Not that the game is ever difficult enough for these conceptual stumbles to be more than a fleeting irritation. Jumps are rather soft and floaty, and the engine errs on the safe side by giving you too much leeway to make large leaps. For large chunks of each level you're simply bouncing and climbing over needless obstacles because jumping is what the genre demands; gaming reduced to Pavlovian response, rather than creative engagement.

Enemies are equally lethargic. Provided the sometimes clunky collision detection doesn't interfere, you'll see off most threats simply by jumping somewhere in their vicinity. It's not that these basic elements are ever particularly bad, just that they feel like a generic obligation - all the expected platform clichés arrive on cue, while the level design never aspires to anything more than an excuse to keep you double-jumping to the next exit. By the end of the first gameworld, you'll likely be playing in a distracted stupor, with more lives and coins than you need.

All of which could be equally applied to the previous game. New to this version is the concept of Action Drawing.

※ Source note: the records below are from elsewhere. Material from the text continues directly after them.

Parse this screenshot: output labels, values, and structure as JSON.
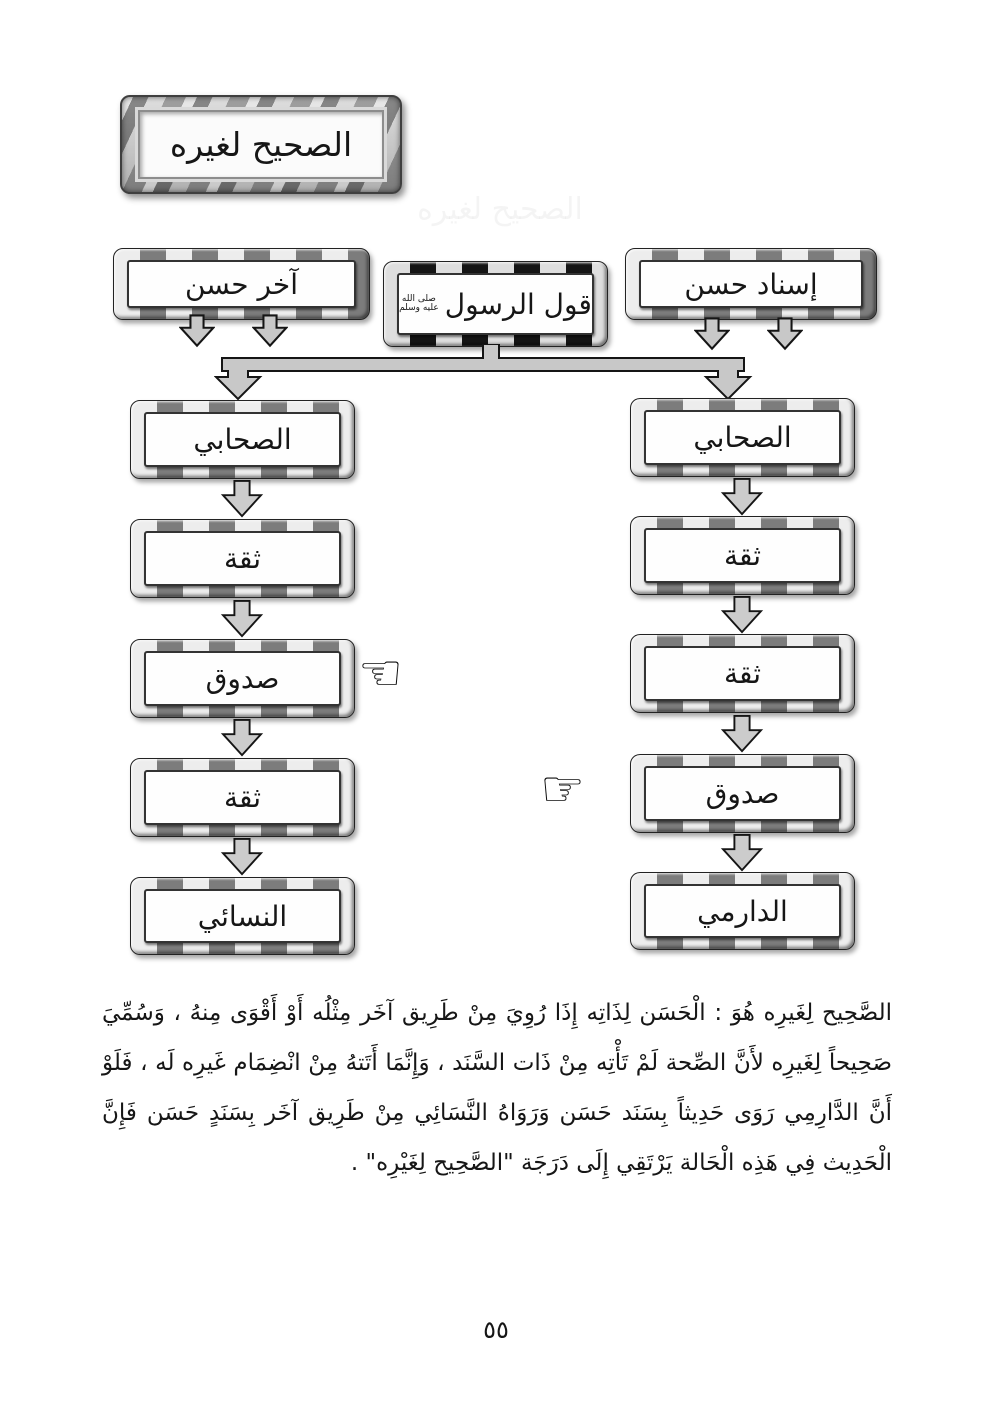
{
  "page": {
    "number_label": "٥٥"
  },
  "colors": {
    "background": "#ffffff",
    "frame_light": "#ededed",
    "frame_dark": "#7c7c7c",
    "center_frame_dark": "#151515",
    "arrow_fill": "#c8c8c8",
    "text": "#161616"
  },
  "icons": {
    "pointer_left_glyph": "☜",
    "pointer_right_glyph": "☞"
  },
  "title_banner": {
    "label": "الصحيح لغيره"
  },
  "ghost_text": {
    "label": "الصحيح لغيره"
  },
  "top_row": {
    "right_box": {
      "label": "إسناد حسن"
    },
    "center_box": {
      "label": "قول الرسول",
      "honorific_lines": [
        "صلى الله",
        "عليه وسلم"
      ]
    },
    "left_box": {
      "label": "آخر حسن"
    }
  },
  "left_chain": {
    "boxes": [
      "الصحابي",
      "ثقة",
      "صدوق",
      "ثقة",
      "النسائي"
    ],
    "pointer_target": "صدوق"
  },
  "right_chain": {
    "boxes": [
      "الصحابي",
      "ثقة",
      "ثقة",
      "صدوق",
      "الدارمي"
    ],
    "pointer_target": "صدوق"
  },
  "paragraph": {
    "lines": [
      "الصَّحِيح لِغَيرِه هُوَ : الْحَسَن لِذَاتِه إِذَا رُوِيَ مِنْ طَرِيق آخَر مِثْلُه أَوْ أَقْوَى مِنهُ ، وَسُمِّيَ",
      "صَحِيحاً لِغَيرِه لأَنَّ الصِّحة لَمْ تَأْتِه مِنْ ذَات السَّنَد ، وَإِنَّمَا أَتَتهُ مِنْ انْضِمَام غَيرِه لَه ، فَلَوْ",
      "أَنَّ الدَّارِمِي رَوَى حَدِيثاً بِسَنَد حَسَن وَرَوَاهُ النَّسَائِي مِنْ طَرِيق آخَر بِسَنَدٍ حَسَن فَإِنَّ",
      "الْحَدِيث فِي هَذِه الْحَالة يَرْتَقِي إِلَى دَرَجَة \"الصَّحِيح لِغَيْرِه\" ."
    ]
  }
}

This takes place in dotted-line shapes where you can scribble directly on the screen to create platforms and other objects outside of the drawing tool. Some even include elementary physics, causing the drawn item to be tugged down by gravity rather than sticking in place.

There's potential here but, again, the design never really runs with the possibilities. Too often these boxes are just there, forcing you to draw a line to link two platforms but requiring little thought. The later examples, which could almost be called puzzles, fail to inspire because, by boxing off the area where you can draw, the solutions are hard to avoid. There's only so much mileage you can get from rudimentary see-saw physics problems, and Drawn to Life runs out of inspiration too soon.

Even using the provided character templates, the game still looks flat and bland.

In terms of longevity, the game offers a handful of sluggish multiplayer sports games (is it just me or does "rapo-ball" sound wrong?) and a slew of unlockables scattered around the levels in areas vaguely hidden just off the linear path. These items include stamps of facial features, body parts and colour palettes as well as complete character templates. Coupled with the pre-designed versions of every object you'll be asked to draw, it puts the game at cross purposes with itself - the bonus items that reward exploration serve only to help you avoid the very act of creation that the game is supposedly built around.

All of which sounds disastrous but, as with the first game, The Next Chapter's biggest crime is simply failing to fulfill its potential. There are no glaring technical problems, or insurmountable design cock-ups, just a rather dull platformer with a central creative gimmick that's too clumsy to be liberating, poorly incorporated into the action and often bizarrely sidelined by the game's structure. With games like LittleBigPlanet, Crayon Physics and Scribblenauts all exploring similar user-generated territory to varying degrees of success, Drawn to Life's continued inability to turn its absent-minded doodles into compelling gameplay makes it a sadly superfluous offering.